Social Media vs. Face-to-Face CommunicationSocial Media vs. Face-to-Face Communication

It’s a familiar and seemingly logical argument: social media is making us less social. We are addicted to our phones at the expense of going out into the real world and interacting with other people.

And according to Jeffrey Hall, professor of communication studies and director of the Communication and Technology Lab at the University of Kansas, the concept even has a name: social displacement hypothesis.

“The social displacement hypothesis is perhaps the best-known, long-standing explanation for where time spent using new technologies comes from, from the Internet to texting and now social media,” Hall said in a 2022 press release.

But he is not convinced that this is true.

The facts about social media use

It is true that the use of social media has increased in the last years. In 2021, approximately 72 percent of US adults visited at least one social media platform. Compare that to just 5 percent in 2005.

Younger generations are still leading the trend, but those aged 65 and over are the fastest-growing demographic of social media users – doubling in numbers since 2013.

Most Americans also use social media on a daily basis. Seventy percent say they log on to Facebook at least once a day, while only 12 percent admit to using the platform less than once a week.

The social displacement argument claims that all this social media use is reducing our personal interactions. “[But] the best available evidence suggests that this is simply not the case,” says Hall.

Read more: Social media can change the way you communicate

Decline in face-to-face communication?

In a recent study published in the journal Current Opinion in Psychology last year, Hall and co-author Dong Liu of China’s Renmin University in Beijing set out to find an alternative explanation.

The pair analyzed government data on the duration and frequency of face-to-face communication between people in Australia, the UK and the US between 1995 and 2021.

The data show that all three countries did experience a similar decline in real social exchange during this time. And while the COVID-19 restrictions had a serious impact, the downward movement of in-person socialization predated the pandemic.

And 2018 survey of social media use, for example, surveyed 1,000 teenagers and found that in 2012, their preferred way to communicate with each other was face-to-face. Just six years later, this was no longer the case.

But Hall and Liu argue that social media is not to blame for these changes. In fact, they concluded that there is very little evidence of a causal relationship between social media use and a reduction in real-world socialization at all.

Read more: Social media has a negative impact on the mental health of teenagers

Effects of social media

So where does everyone find time to scroll through TikTok and watch YouTube videos and what are the effects of the growth of social media?

After analyzing the numbers, Hall and Liu argue that the benefit of social media is happening at the expense of more traditional media use – such as radio or television.
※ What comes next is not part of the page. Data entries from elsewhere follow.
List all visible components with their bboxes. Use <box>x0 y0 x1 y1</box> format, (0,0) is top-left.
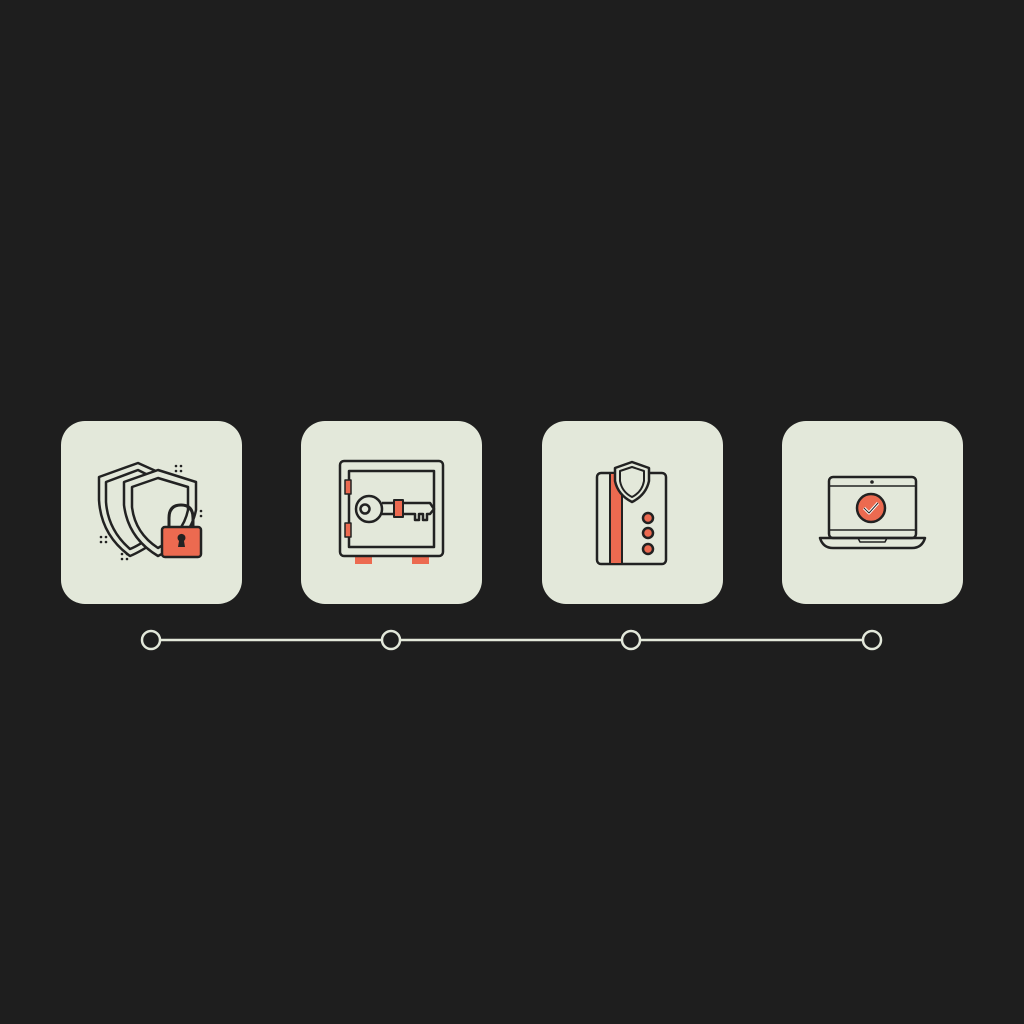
panel: card 2 safe with key <box>301 421 482 604</box>
timeline <box>142 631 881 649</box>
timeline node 1 <box>142 631 160 649</box>
timeline node 2 <box>382 631 400 649</box>
icon: laptop with check <box>820 477 925 548</box>
timeline node 4 <box>863 631 881 649</box>
icon: shields with padlock <box>99 463 202 560</box>
timeline node 3 <box>622 631 640 649</box>
panel: card 3 protected document <box>542 421 723 604</box>
panel: card 4 laptop verified <box>782 421 963 604</box>
icon: safe with key <box>340 461 443 564</box>
icon: document with shield <box>597 462 666 564</box>
panel: card 1 shield and lock <box>61 421 242 604</box>
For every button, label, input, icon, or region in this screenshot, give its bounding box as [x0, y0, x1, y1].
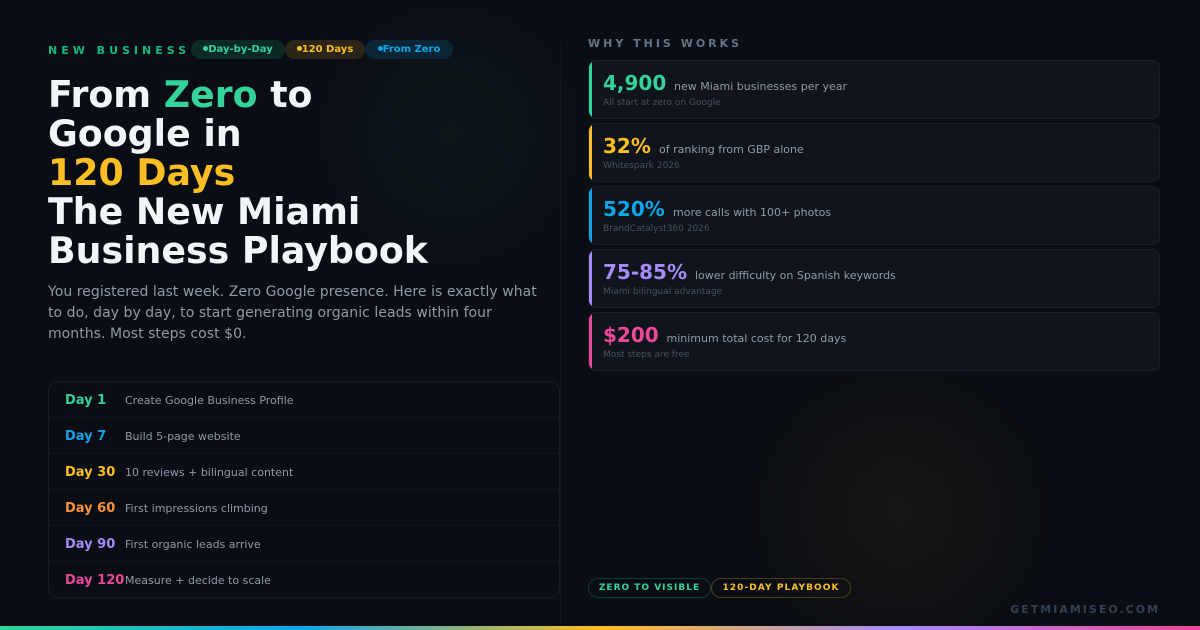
timeline row: day 7: Day 7: [65, 429, 106, 444]
stat card: 32%: Whitespark 2026: [603, 161, 680, 171]
stat card: 4,900: [588, 60, 1160, 119]
stat card: 520%: more calls with 100+ photos: [673, 206, 831, 219]
stat card: 520%: BrandCatalyst360 2026: [603, 224, 710, 234]
subtitle: [48, 284, 537, 342]
pill: 120 Days: [285, 40, 365, 59]
stat card: $200: minimum total cost for 120 days: [666, 332, 846, 345]
timeline row: day 60: [49, 490, 559, 526]
subtitle: to do, day by day, to start generating organic leads within four: [48, 305, 492, 321]
stat card: 32%: of ranking from GBP alone: [659, 143, 804, 156]
stat card: 4,900: 4,900: [603, 71, 666, 95]
pill: Day-by-Day: [191, 40, 285, 59]
stat card: 75-85%: 75-85%: [603, 260, 687, 284]
stat card: $200: Most steps are free: [603, 350, 690, 360]
tag: 120-day playbook: 120-DAY PLAYBOOK: [722, 583, 840, 593]
stat card: 32%: 32%: [603, 134, 651, 158]
title: The New Miami: [48, 190, 360, 233]
pill: Day-by-Day: Day-by-Day: [208, 44, 273, 55]
tag: 120-day playbook: [711, 578, 851, 598]
timeline row: day 90: Day 90: [65, 537, 115, 552]
pill: From Zero: [365, 40, 453, 59]
stat card: 75-85%: lower difficulty on Spanish keywords: [695, 269, 896, 282]
stat card: 4,900: new Miami businesses per year: [674, 80, 847, 93]
tag: zero to visible: ZERO TO VISIBLE: [599, 583, 700, 593]
stat card: 32%: [588, 123, 1160, 182]
stat card: 520%: 520%: [603, 197, 665, 221]
timeline row: day 30: [49, 454, 559, 490]
timeline row: day 90: First organic leads arrive: [125, 538, 261, 551]
stat card: $200: [588, 312, 1160, 371]
title: Business Playbook: [48, 229, 428, 272]
panel divider: [560, 0, 561, 626]
timeline row: day 120: Day 120: [65, 573, 124, 588]
stat card: 75-85%: [588, 249, 1160, 308]
pill: 120 Days: 120 Days: [302, 44, 353, 55]
eyebrow label: NEW BUSINESS: [48, 44, 190, 57]
subtitle: You registered last week. Zero Google presence. Here is exactly what: [48, 284, 537, 300]
title: Google in: [48, 112, 242, 155]
title: From Zero to: [48, 73, 312, 116]
subtitle: months. Most steps cost $0.: [48, 326, 247, 342]
pill: From Zero: From Zero: [383, 44, 440, 55]
timeline row: day 1: Create Google Business Profile: [125, 394, 294, 407]
stat card: 75-85%: Miami bilingual advantage: [603, 287, 722, 297]
timeline row: day 1: [49, 382, 559, 418]
stat card: $200: $200: [603, 323, 659, 347]
timeline row: day 60: Day 60: [65, 501, 115, 516]
timeline row: day 7: [49, 418, 559, 454]
timeline row: day 60: First impressions climbing: [125, 502, 268, 515]
stat card: 520%: [588, 186, 1160, 245]
timeline row: day 7: Build 5-page website: [125, 430, 241, 443]
stat card: 4,900: All start at zero on Google: [603, 98, 721, 108]
bottom gradient bar: [0, 626, 1200, 630]
section heading: why this works: WHY THIS WORKS: [588, 37, 742, 50]
timeline row: day 1: Day 1: [65, 393, 106, 408]
timeline row: day 90: [49, 526, 559, 562]
tag: zero to visible: [588, 578, 711, 598]
title: 120 Days: [48, 151, 235, 194]
title: [48, 73, 428, 272]
timeline row: day 30: Day 30: [65, 465, 115, 480]
website footer: GETMIAMISEO.COM: [1010, 603, 1160, 616]
panel: timeline: [48, 381, 560, 598]
timeline row: day 120: Measure + decide to scale: [125, 574, 271, 587]
timeline row: day 30: 10 reviews + bilingual content: [125, 466, 293, 479]
timeline row: day 120: [65, 573, 271, 588]
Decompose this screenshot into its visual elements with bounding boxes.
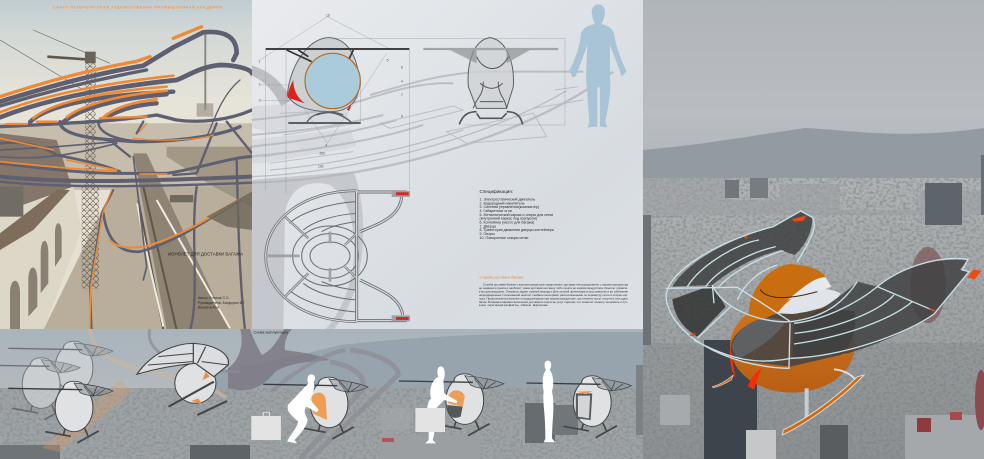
construction lines: [260, 17, 565, 193]
panel: left station photo: [0, 0, 252, 330]
callout numbers: 1: [259, 60, 261, 64]
net of slate tubes: [0, 32, 252, 330]
panel: right city photo: [643, 0, 984, 459]
callout numbers: 100: [318, 164, 324, 168]
sky: [643, 26, 984, 150]
text block: specification: 10. Поворотные секции сетки: [480, 236, 528, 240]
distant towers and lattice masts: [0, 30, 213, 288]
side view: [423, 38, 558, 124]
text block: specification: 1. Электростатический двигатель: [480, 198, 535, 202]
text block: service description: непредвиденных столкновений ионолет снабжен сенсорами, расположенными по периметру сетки и опорах кор-: [479, 293, 628, 297]
wing frame lines: [666, 211, 969, 368]
text block: service description: [479, 282, 628, 307]
sky: [0, 382, 174, 388]
authors: Руководители: Бандорин В.Г.: [198, 301, 245, 305]
academy title: САНКТ-ПЕТЕРБУРГСКАЯ ХУДОЖЕСТВЕННО-ПРОМЫШЛЕННАЯ АКАДЕМИЯ: [53, 5, 222, 9]
platform: [43, 187, 252, 330]
ghost trunk: [228, 329, 330, 390]
drawing: front, side and plan views: [259, 4, 627, 322]
vehicles: rear ghost pair: [0, 341, 113, 420]
text block: specification: 4. Габаритные огни: [480, 209, 512, 213]
callout numbers: 9: [401, 114, 403, 118]
callout numbers: 4: [401, 80, 403, 84]
callout numbers: 4: [325, 144, 327, 148]
text block: service description: багаж. Возможен вариант включения доставки в перечень услуг ларьков, что позволит клиенту экономить и луч-: [479, 300, 628, 304]
vehicle: with deployed net: [137, 343, 228, 415]
illustration: iono-craft with net wings over the city: [666, 211, 981, 435]
text block: specification: 7. Дверца: [480, 224, 496, 228]
callout numbers: [259, 14, 403, 168]
text block: specification: 6. Контейнер (место для багажа): [480, 220, 534, 224]
wing: right: [792, 259, 969, 358]
dark shade under net: [207, 192, 252, 230]
cityscape: [643, 155, 984, 459]
mountains: [643, 128, 984, 178]
wing: rear left: [672, 212, 812, 287]
heading: baggage delivery service: Служба доставки багажа: [480, 276, 524, 280]
skids: [712, 369, 864, 435]
panel: bottom usage strip: [0, 329, 643, 459]
text block: specification: 2. Водородный накопитель: [480, 201, 525, 205]
authors: Вешатов В.Н.: [198, 306, 220, 310]
authors: [198, 296, 245, 308]
red wing markers: [689, 215, 981, 337]
text block: specification: 5. Металлический каркас и опоры для сетки: [480, 213, 553, 217]
orange ghost fan: [42, 380, 132, 452]
text block: specification: 3. Система управления(компьютер): [480, 205, 539, 209]
mountains: [215, 332, 643, 388]
text block: specification: [480, 189, 554, 240]
callout numbers: 260: [319, 152, 325, 156]
scene: person loading the suitcase: [399, 366, 504, 443]
station building: [0, 133, 252, 330]
text block: service description: пуса. Предполагается наличие площадок/парков при аэромоторедукторе, где клиенты могут получить или сдать: [479, 296, 628, 300]
wing: lower left sector: [672, 285, 726, 337]
city: [0, 365, 643, 459]
plan view: [266, 191, 407, 322]
project title: ИОНОЛЕТ ДЛЯ ДОСТАВКИ БАГАЖА: [168, 252, 243, 257]
group of vehicles in flight: [0, 341, 631, 443]
text block: service description: Служба доставки багажа с аэромоторедуктора предполагает доставку непосредственно с аэромоторедуктора: [483, 282, 628, 286]
text block: specification: Спецификация:: [480, 189, 513, 194]
railway tracks: [133, 153, 230, 330]
plan view: red markers: [396, 192, 409, 195]
callout numbers: 7: [401, 93, 403, 97]
sky and ground: [0, 0, 252, 330]
caption: usage scheme: Схема эксплуатации: [254, 330, 288, 334]
body: [730, 264, 855, 393]
human figure silhouette: [569, 4, 627, 127]
callout numbers: 10: [326, 14, 330, 18]
net of orange tubes: [0, 27, 239, 330]
panel: center technical drawing sheet: [250, 0, 643, 330]
text block: specification: (внутренний каркас под корпусом): [480, 217, 537, 221]
text block: service description: ше организовать свое время.: [479, 303, 549, 307]
callout numbers: 3: [259, 98, 261, 102]
callout numbers: 5: [387, 59, 389, 63]
callout numbers: 2: [259, 82, 261, 86]
text block: service description: до заданного пункта и наоборот; заказ доставки на смену либо пункта до аэромоторедуктора. Ионолет управля-: [479, 286, 628, 290]
text block: specification: 8. Траектория движения дверцы контейнера: [480, 228, 554, 232]
scene: person lifting the suitcase: [251, 374, 368, 443]
ghost net wing shadow: [250, 65, 613, 330]
scene: person beside the closed vehicle: [526, 361, 631, 442]
callout numbers: 6: [401, 66, 403, 70]
vehicle: front: [8, 381, 113, 443]
text block: specification: 9. Опоры: [480, 232, 495, 236]
front view: [266, 38, 409, 123]
text block: service description: ется дистанционно. Оператор задает нужный маршрут. Для лучшей ориентации в пространстве и во избежание: [479, 290, 628, 294]
authors: Автор: Блинов С.С.: [198, 296, 230, 300]
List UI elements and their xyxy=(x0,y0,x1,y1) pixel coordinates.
It can also reduce time spent working or doing housework.

Of course there still is something else reasons to worry about the increasing use of social media and the decrease in personal interactions.

Other Hall studies have suggested, for example, that social media may make us feel more lonely. And there is evidence that only one a quality conversation with a friend a day can increase well-being.

So every now and then it might be worth putting YouTube aside and instead embracing a movie night in front of a traditional TV with family or friends.